SIMD vs Scalar: Unlocking the Power of Parallel Processing

08 Jan, 2025

Introduction

This is a follow up on my previous post "Struct of Arrays" which is part of a series on Data Oriented Design implementation.

SoA-1

SIMD - Single Instruction Multiple Data

A parallel processing technique executing a single instruction on multiple data elements simultaneously, increasing computational speed and efficiency.

Why SIMD? It enables us to achieve data-level parallelism, while Multithreading such as discussed in C and Rust provides thread-level parallelism.

Data-level parallelism is considered to be more low-level compared to thread-level.

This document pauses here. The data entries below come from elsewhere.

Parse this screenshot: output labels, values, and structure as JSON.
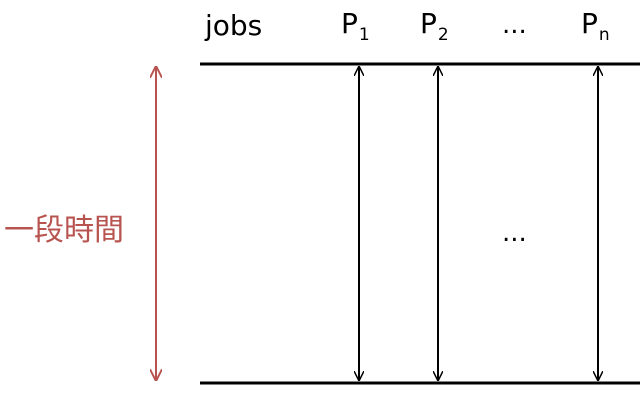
{
  "jobs_label": "jobs",
  "processes": [
    {
      "main": "P",
      "sub": "1"
    },
    {
      "main": "P",
      "sub": "2"
    },
    {
      "main": "P",
      "sub": "n"
    }
  ],
  "header_ellipsis": "...",
  "middle_ellipsis": "...",
  "time_label": "一段時間",
  "colors": {
    "line": "#000000",
    "time": "#b85450"
  }
}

It is also known as Vectorization in modern terms, though the two are not exactly the same, they have similar primary characteristic: executing operations in parallel on multiple data elements.

Languages: C - Zig - Rust

As usual the implementation will be done in my 3 favorite languages. In this post I want to do something different, I'm going to show the diff in Neovim between C and Zig which hopefully can show you how similar the two languages are ~ if you know C, you already know Zig!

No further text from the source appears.